Similarly, in Kolkata’s Ballygunge, the saffron party’s vote share declined to 12.8 per cent from 20.50 per cent it secured in the assembly elections.

In Asansol, the parliamentary seat the party had won back-to-back in 2014 and 2019, the vote share eroded to 30 per cent from the high of 51.16 per cent the BJP secured in 2019 Lok Sabha elections.

Mamata’s affiliations

The contrasting growth trajectory of the two outfits from the Sangh parivar is largely because Mamata Banerjee’s Trinamool Congress while going all out to fight BJP politically is taking a soft approach towards the RSS and its Hindutva ideology.

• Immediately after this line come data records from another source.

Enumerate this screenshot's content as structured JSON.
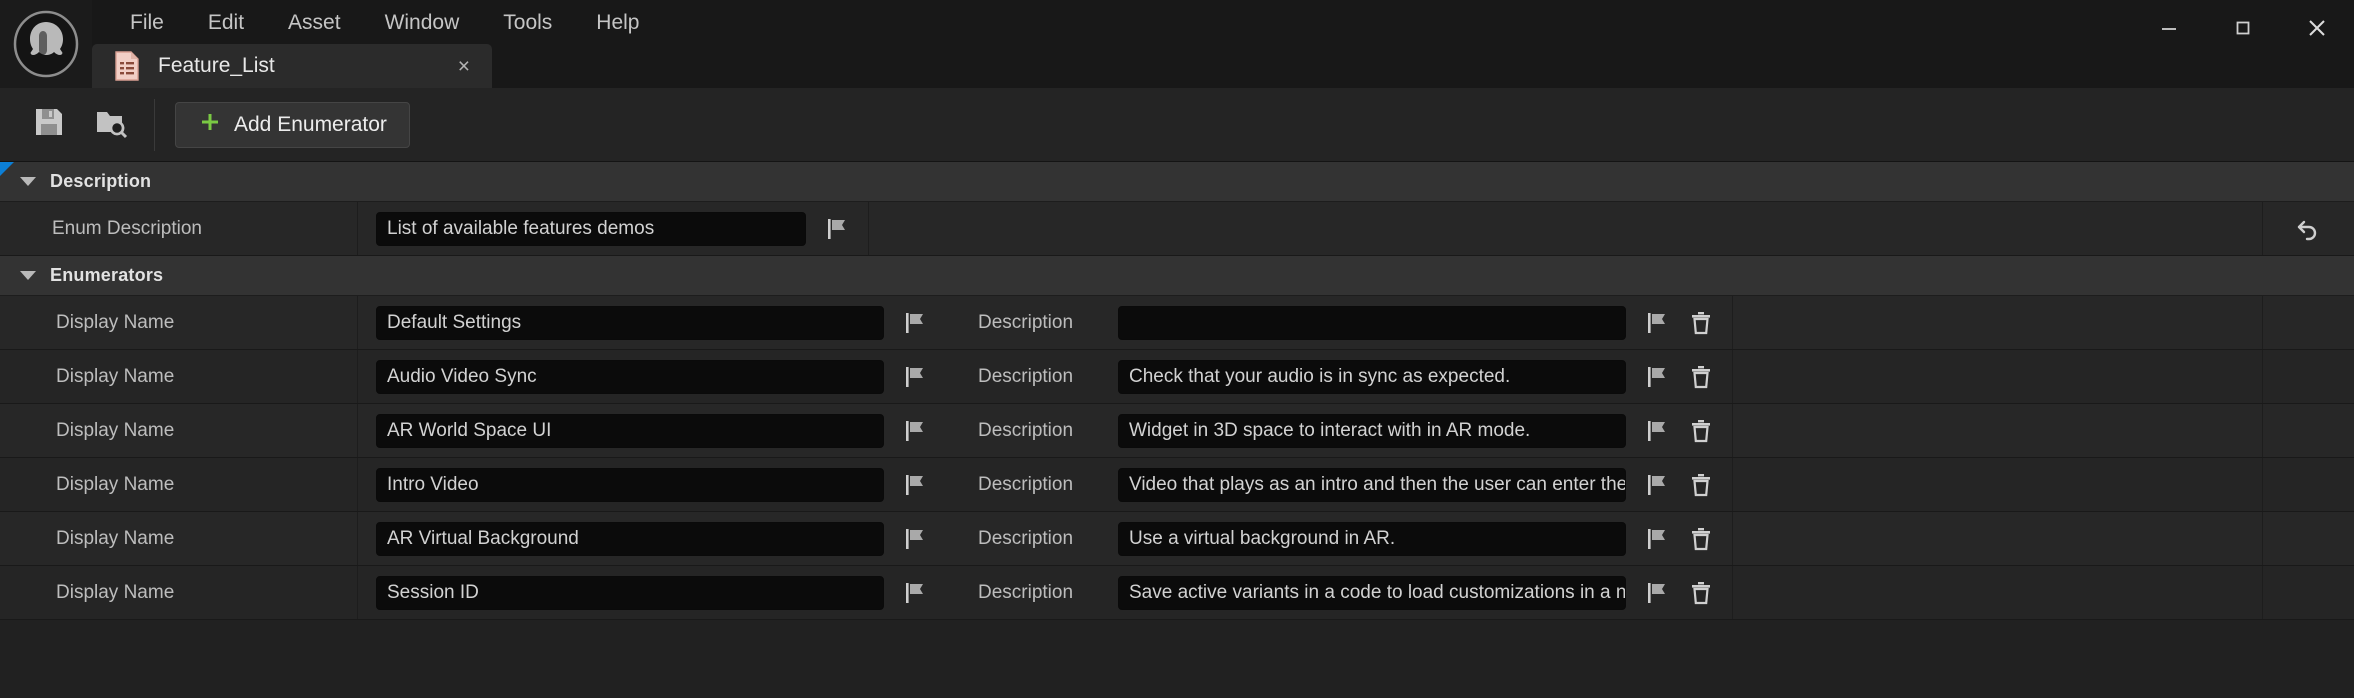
{
  "window": {
    "logo_icon": "unreal-engine-logo",
    "menus": [
      "File",
      "Edit",
      "Asset",
      "Window",
      "Tools",
      "Help"
    ],
    "controls": {
      "minimize_icon": "minimize-icon",
      "maximize_icon": "maximize-icon",
      "close_icon": "close-icon"
    }
  },
  "tab": {
    "icon": "enum-asset-icon",
    "title": "Feature_List",
    "close_glyph": "×"
  },
  "toolbar": {
    "save_icon": "save-icon",
    "browse_icon": "browse-content-icon",
    "add_enumerator_label": "Add Enumerator",
    "add_icon": "plus-icon",
    "add_icon_color": "#7ac943"
  },
  "sections": {
    "description": {
      "title": "Description",
      "accent_color": "#0c7fd6",
      "rows": [
        {
          "label": "Enum Description",
          "value": "List of available features demos",
          "flag_icon": "flag-icon",
          "reset_icon": "revert-arrow-icon"
        }
      ]
    },
    "enumerators": {
      "title": "Enumerators",
      "name_label": "Display Name",
      "desc_label": "Description",
      "flag_icon": "flag-icon",
      "delete_icon": "trash-icon",
      "rows": [
        {
          "display_name": "Default Settings",
          "description": ""
        },
        {
          "display_name": "Audio Video Sync",
          "description": "Check that your audio is in sync as expected."
        },
        {
          "display_name": "AR World Space UI",
          "description": "Widget in 3D space to interact with in AR mode."
        },
        {
          "display_name": "Intro Video",
          "description": "Video that plays as an intro and then the user can enter the experience."
        },
        {
          "display_name": "AR Virtual Background",
          "description": "Use a virtual background in AR."
        },
        {
          "display_name": "Session ID",
          "description": "Save active variants in a code to load customizations in a new session."
        }
      ]
    }
  }
}
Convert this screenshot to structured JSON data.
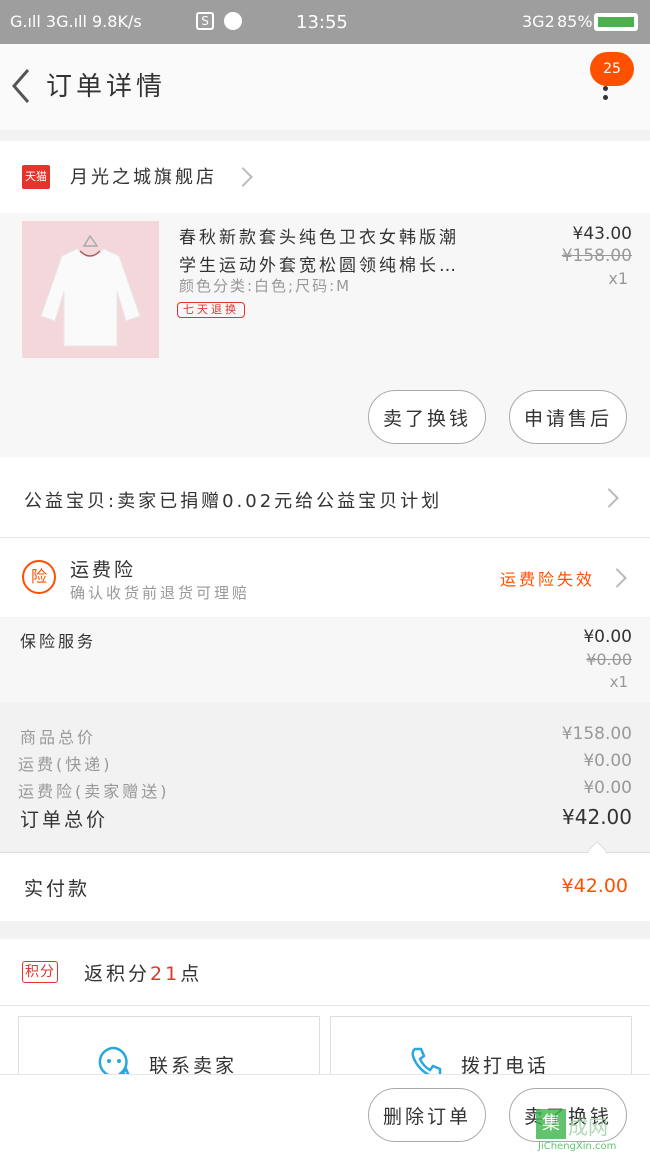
{
  "status_bar": {
    "left": "G.ıll 3G.ıll 9.8K/s",
    "time": "13:55",
    "network": "3G2",
    "battery": "85%"
  },
  "header": {
    "title": "订单详情",
    "badge": "25"
  },
  "store": {
    "tmall_label": "天猫",
    "name": "月光之城旗舰店"
  },
  "product": {
    "title_line1": "春秋新款套头纯色卫衣女韩版潮",
    "title_line2": "学生运动外套宽松圆领纯棉长…",
    "sku": "颜色分类:白色;尺码:M",
    "tag": "七天退换",
    "price": "¥43.00",
    "original_price": "¥158.00",
    "qty": "x1",
    "btn_exchange": "卖了换钱",
    "btn_aftersale": "申请售后"
  },
  "charity": {
    "text": "公益宝贝:卖家已捐赠0.02元给公益宝贝计划"
  },
  "insurance": {
    "icon_text": "险",
    "title": "运费险",
    "subtitle": "确认收货前退货可理赔",
    "status": "运费险失效"
  },
  "insurance_service": {
    "label": "保险服务",
    "price": "¥0.00",
    "original_price": "¥0.00",
    "qty": "x1"
  },
  "summary": {
    "goods_label": "商品总价",
    "goods_value": "¥158.00",
    "shipping_label": "运费(快递)",
    "shipping_value": "¥0.00",
    "ins_label": "运费险(卖家赠送)",
    "ins_value": "¥0.00",
    "total_label": "订单总价",
    "total_value": "¥42.00",
    "paid_label": "实付款",
    "paid_value": "¥42.00"
  },
  "points": {
    "badge": "积分",
    "text_prefix": "返积分",
    "number": "21",
    "text_suffix": "点"
  },
  "contact": {
    "seller": "联系卖家",
    "phone": "拨打电话"
  },
  "bottom": {
    "delete": "删除订单",
    "sell": "卖了换钱"
  },
  "watermark": {
    "text": "JiChengXin.com"
  },
  "colors": {
    "orange": "#ff5000",
    "tmall_red": "#e4342b",
    "contact_blue": "#2ba7e0"
  }
}
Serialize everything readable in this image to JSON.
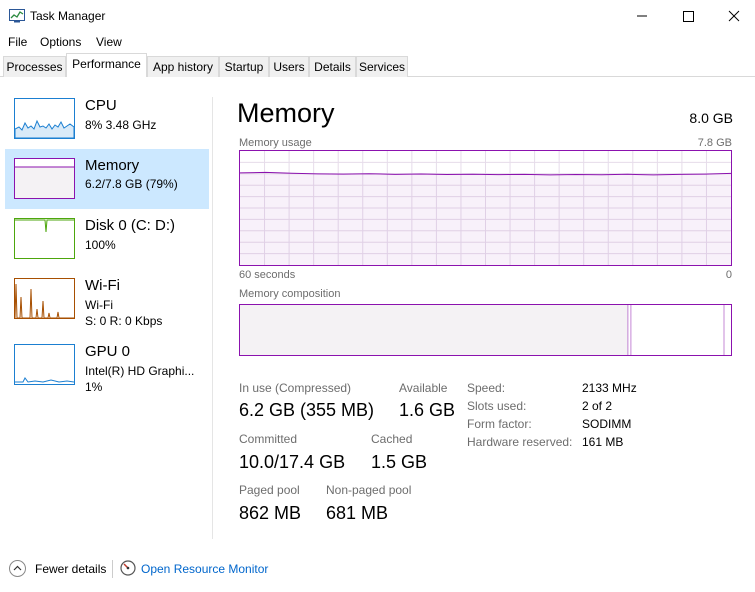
{
  "window": {
    "title": "Task Manager",
    "icon": "task-manager-icon",
    "minimize_icon": "minimize-icon",
    "maximize_icon": "maximize-icon",
    "close_icon": "close-icon"
  },
  "menu": [
    "File",
    "Options",
    "View"
  ],
  "tabs": [
    {
      "label": "Processes"
    },
    {
      "label": "Performance",
      "active": true
    },
    {
      "label": "App history"
    },
    {
      "label": "Startup"
    },
    {
      "label": "Users"
    },
    {
      "label": "Details"
    },
    {
      "label": "Services"
    }
  ],
  "sidebar": {
    "items": [
      {
        "title": "CPU",
        "line1": "8% 3.48 GHz",
        "line2": "",
        "color": "#1b7fd1"
      },
      {
        "title": "Memory",
        "line1": "6.2/7.8 GB (79%)",
        "line2": "",
        "color": "#8b12ae",
        "selected": true
      },
      {
        "title": "Disk 0 (C: D:)",
        "line1": "100%",
        "line2": "",
        "color": "#4da60c"
      },
      {
        "title": "Wi-Fi",
        "line1": "Wi-Fi",
        "line2": "S: 0 R: 0 Kbps",
        "color": "#a74f01"
      },
      {
        "title": "GPU 0",
        "line1": "Intel(R) HD Graphi...",
        "line2": "1%",
        "color": "#1b7fd1"
      }
    ]
  },
  "main": {
    "title": "Memory",
    "total": "8.0 GB",
    "usage_chart": {
      "label": "Memory usage",
      "max_label": "7.8 GB",
      "left_axis": "60 seconds",
      "right_axis": "0",
      "fill_level": 0.79
    },
    "composition_chart": {
      "label": "Memory composition",
      "in_use_fraction": 0.79
    },
    "stats": {
      "in_use_label": "In use (Compressed)",
      "in_use_value": "6.2 GB (355 MB)",
      "available_label": "Available",
      "available_value": "1.6 GB",
      "committed_label": "Committed",
      "committed_value": "10.0/17.4 GB",
      "cached_label": "Cached",
      "cached_value": "1.5 GB",
      "paged_pool_label": "Paged pool",
      "paged_pool_value": "862 MB",
      "nonpaged_pool_label": "Non-paged pool",
      "nonpaged_pool_value": "681 MB"
    },
    "specs": [
      {
        "label": "Speed:",
        "value": "2133 MHz"
      },
      {
        "label": "Slots used:",
        "value": "2 of 2"
      },
      {
        "label": "Form factor:",
        "value": "SODIMM"
      },
      {
        "label": "Hardware reserved:",
        "value": "161 MB"
      }
    ]
  },
  "footer": {
    "fewer_details": "Fewer details",
    "fewer_icon": "chevron-up-icon",
    "resource_monitor": "Open Resource Monitor",
    "resource_icon": "resource-monitor-icon"
  },
  "colors": {
    "memory": "#8b12ae",
    "selection": "#cce8ff",
    "link": "#0066cc"
  }
}
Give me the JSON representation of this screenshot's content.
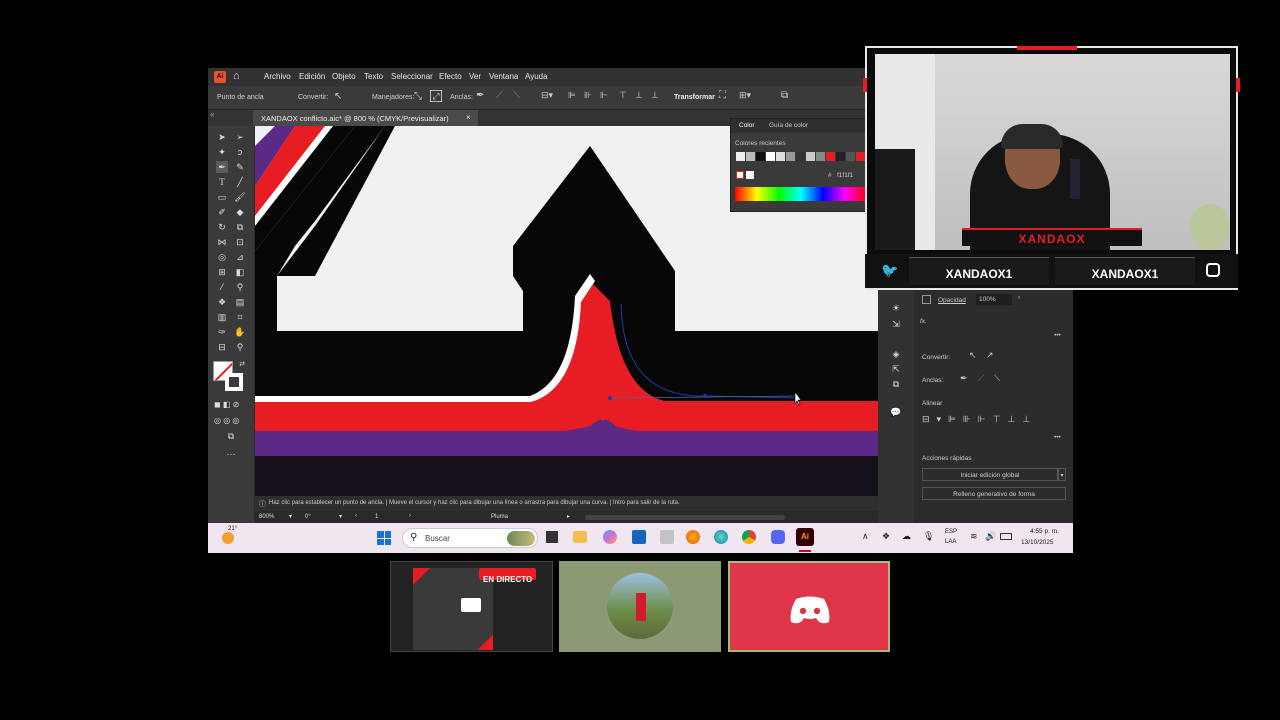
{
  "app": {
    "logo": "Ai",
    "menu": [
      "Archivo",
      "Edición",
      "Objeto",
      "Texto",
      "Seleccionar",
      "Efecto",
      "Ver",
      "Ventana",
      "Ayuda"
    ]
  },
  "control_bar": {
    "anchor_label": "Punto de ancla",
    "convert_label": "Convertir:",
    "handles_label": "Manejadores:",
    "anchors_label": "Anclas:",
    "transform_label": "Transformar"
  },
  "document_tab": {
    "title": "XANDAOX conflicto.aic* @ 800 % (CMYK/Previsualizar)",
    "close": "×"
  },
  "color_panel": {
    "tab_color": "Color",
    "tab_guide": "Guía de color",
    "recent_label": "Colores recientes",
    "hex": "f1f1f1",
    "hash": "#"
  },
  "status": {
    "hint": "Haz clic para establecer un punto de ancla. | Mueve el cursor y haz clic para dibujar una línea o arrastra para dibujar una curva. | Intro para salir de la ruta.",
    "zoom": "800%",
    "angle": "0°",
    "artboard": "1",
    "tool": "Pluma"
  },
  "properties": {
    "opacity_label": "Opacidad",
    "opacity_value": "100%",
    "fx": "fx.",
    "convert_label": "Convertir:",
    "anchors_label": "Anclas:",
    "align_label": "Alinear",
    "quick_actions": "Acciones rápidas",
    "global_edit": "Iniciar edición global",
    "generative_fill": "Relleno generativo de forma",
    "more": "•••"
  },
  "taskbar": {
    "weather": "21°",
    "search_placeholder": "Buscar",
    "lang_top": "ESP",
    "lang_bottom": "LAA",
    "time": "4:55 p. m.",
    "date": "13/10/2025"
  },
  "stream": {
    "brand": "XANDAOX",
    "twitter_handle": "XANDAOX1",
    "instagram_handle": "XANDAOX1",
    "live_badge": "EN DIRECTO"
  },
  "colors": {
    "red": "#e81c23",
    "purple": "#5b2a86",
    "black": "#070707",
    "offwhite": "#f1f1f1",
    "discord": "#e03448"
  }
}
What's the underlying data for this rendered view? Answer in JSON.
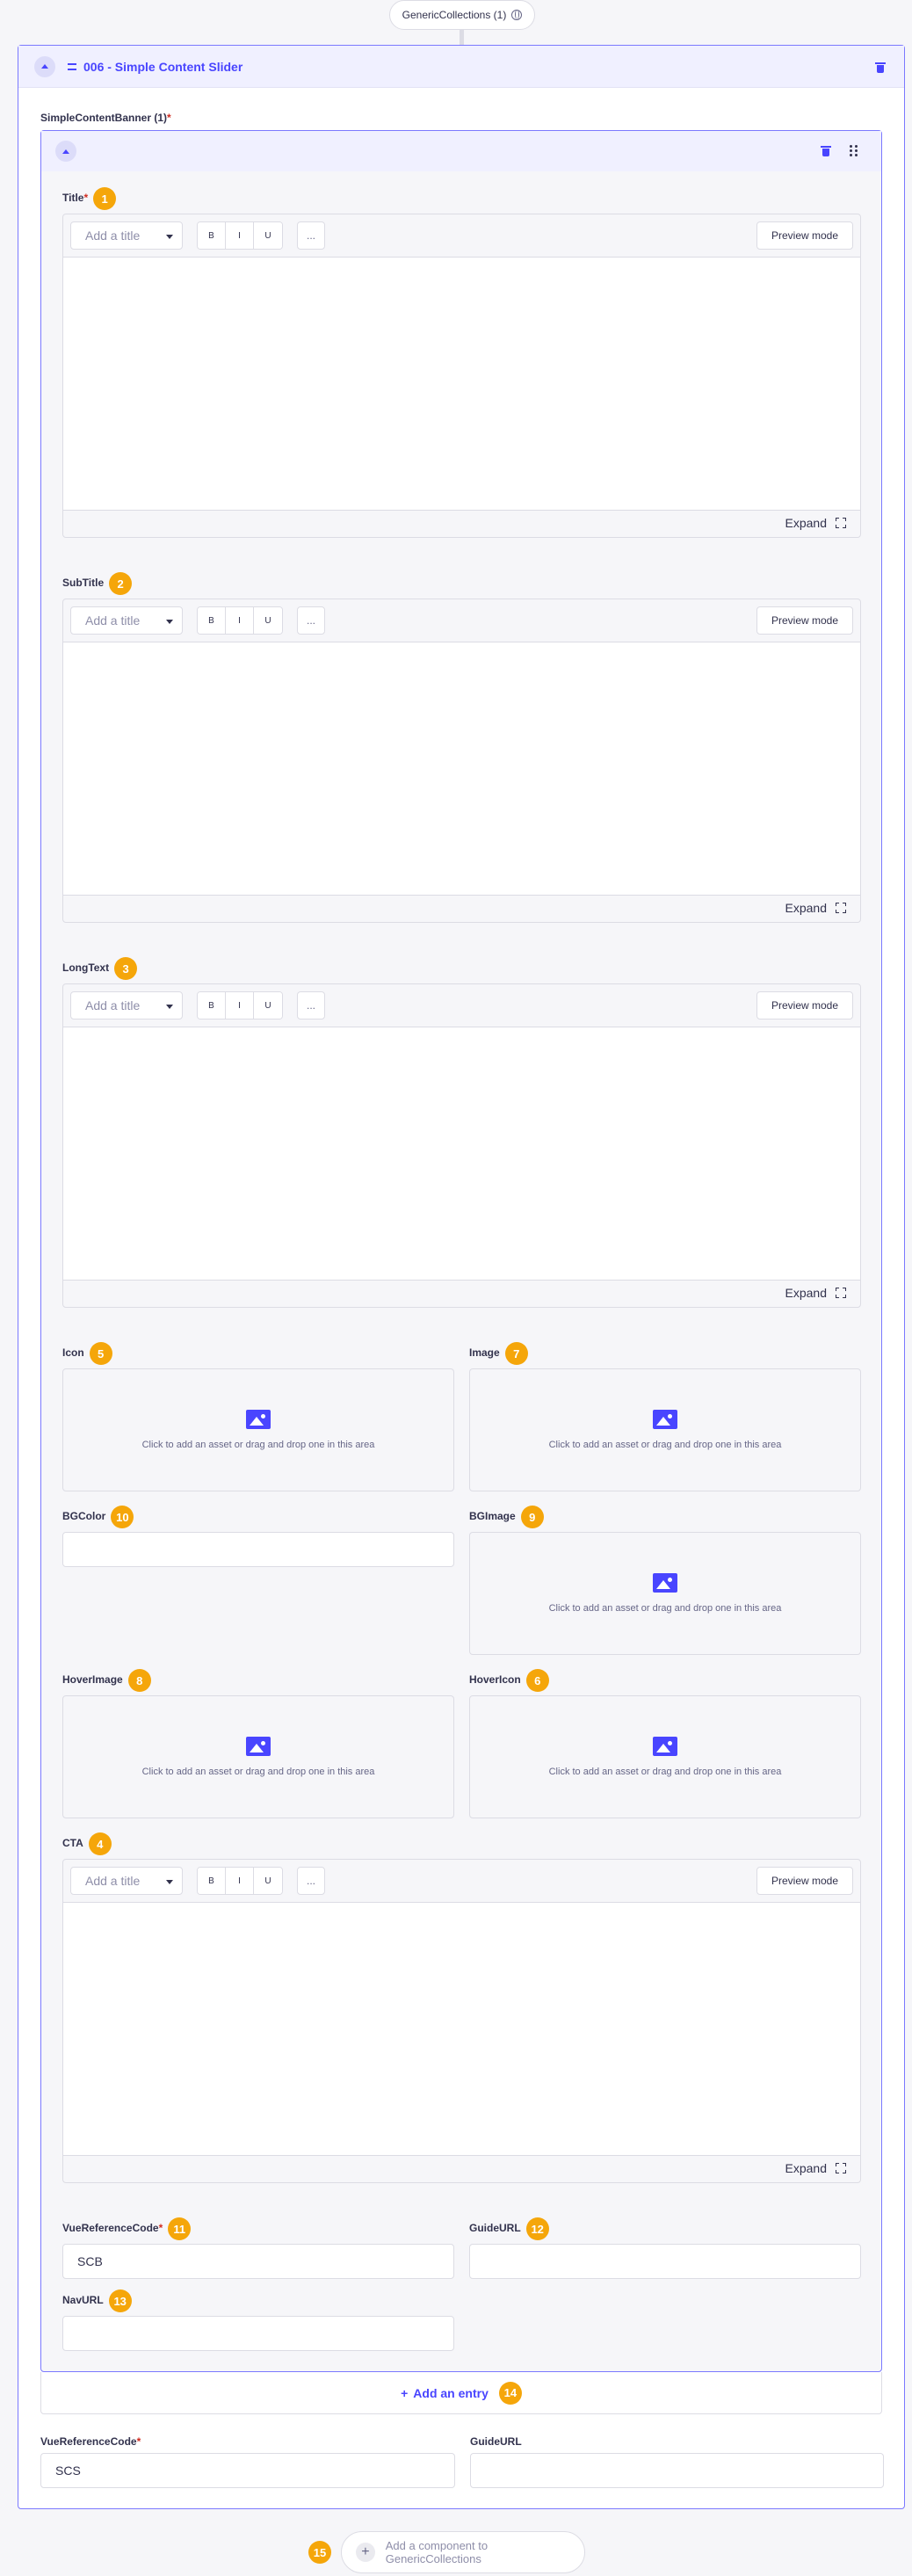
{
  "top_pill": {
    "label": "GenericCollections (1)",
    "icon": "globe-icon"
  },
  "outer_component": {
    "title": "006 - Simple Content Slider",
    "banner_label": "SimpleContentBanner (1)",
    "required_mark": "*"
  },
  "editor": {
    "title_placeholder": "Add a title",
    "bold": "B",
    "italic": "I",
    "underline": "U",
    "more": "...",
    "preview_label": "Preview mode",
    "expand_label": "Expand"
  },
  "fields": {
    "title": {
      "label": "Title",
      "required": "*",
      "badge": "1"
    },
    "subtitle": {
      "label": "SubTitle",
      "badge": "2"
    },
    "longtext": {
      "label": "LongText",
      "badge": "3"
    },
    "icon": {
      "label": "Icon",
      "badge": "5"
    },
    "image": {
      "label": "Image",
      "badge": "7"
    },
    "bgcolor": {
      "label": "BGColor",
      "badge": "10",
      "value": ""
    },
    "bgimage": {
      "label": "BGImage",
      "badge": "9"
    },
    "hoverimage": {
      "label": "HoverImage",
      "badge": "8"
    },
    "hovericon": {
      "label": "HoverIcon",
      "badge": "6"
    },
    "cta": {
      "label": "CTA",
      "badge": "4"
    },
    "vue_ref": {
      "label": "VueReferenceCode",
      "required": "*",
      "badge": "11",
      "value": "SCB"
    },
    "guide_url": {
      "label": "GuideURL",
      "badge": "12",
      "value": ""
    },
    "nav_url": {
      "label": "NavURL",
      "badge": "13",
      "value": ""
    }
  },
  "asset_text": "Click to add an asset or drag and drop one in this area",
  "add_entry": {
    "label": "Add an entry",
    "badge": "14"
  },
  "outer_fields": {
    "vue_ref": {
      "label": "VueReferenceCode",
      "required": "*",
      "value": "SCS"
    },
    "guide_url": {
      "label": "GuideURL",
      "value": ""
    }
  },
  "add_component": {
    "label": "Add a component to GenericCollections",
    "badge": "15"
  }
}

Banerjee’s relation with the RSS is always a topic of political speculation in the state ever since she had sought its support in 2003 to fight the then Communist government in the state.

Appreciating her fight against the alleged “red terror”, RSS leader Tarun Vijay once called her “Bengal ki Durga.” Another Sangh ideologue and a former BJP parliamentarian Balbir Punj had also hailed the TMC supremo as “sakshaat Durga.”

Her party was also part of the BJP-led NDA government headed by Atal Bihari Vajpayee.

Different yardsticks

The speculation got a fresh momentum when Banerjee sought to differentiate between the RSS and the BJP last month. “All in the RSS are not bad. There are many who do not support the BJP,” she claimed, clearly applying two yardsticks for Hindutva ideology and Hindutva politics, though not many will be able to discern one from the other.

The ruling TMC’s soft-pedaling of the RSS was further evident from the fact that many state-government run schools allowed their premises to be used for the training programme of the Hindutva outfit.

Only after objections from Bengal Teachers and Employees Association and other forums that some camps, including the one at Tahepur Netaji High School, were either suspended or shifted elsewhere.

“To fight an ideology, you have to have a counter ideology. But the TMC unfortunately does not have any ideology of its own and so it does not feel that strongly the need to fight the Sangh ideologically though it is fighting the BJP politically,” said Amitava Chatterjee, a senior leader of the Socialist Unity Centre of India (SUCI), once an ally of the TMC.

The Left ideology got discredited due to the “misrule of the CPI (M)-led left Front government,” which had ruled the state for 34 years in a trot until dethroned by TMC in 2011, he argued.

“Since the Left ideology has become discredited and the TMC does not have any ideology, an ideological vacuum has been created in the state. The RSS is taking advantage of it,” Chatterjee added.

Chatterjee’s hypothesis is validated by the fact that ever since the TMC came to power, the number of RSS shakhas grew by over three fold. In 2011, there were only about 580 shakhas in the state as against around 2370 now.

The alleged spurt in Muslim population in the state, one-sided narrative of Hindu victimhood during the partition of Bengal, purported neglect of tribals and Dalits and conversion of Adivasis into Christianity allegedly through enticement are some of the common refrains the RSS is using to spread its wings.

“Unless the growth of the RSS is stemmed and reversed by refuting its narratives, the BJP’s recent political setback will just be a temporary phase,” Sengupta added.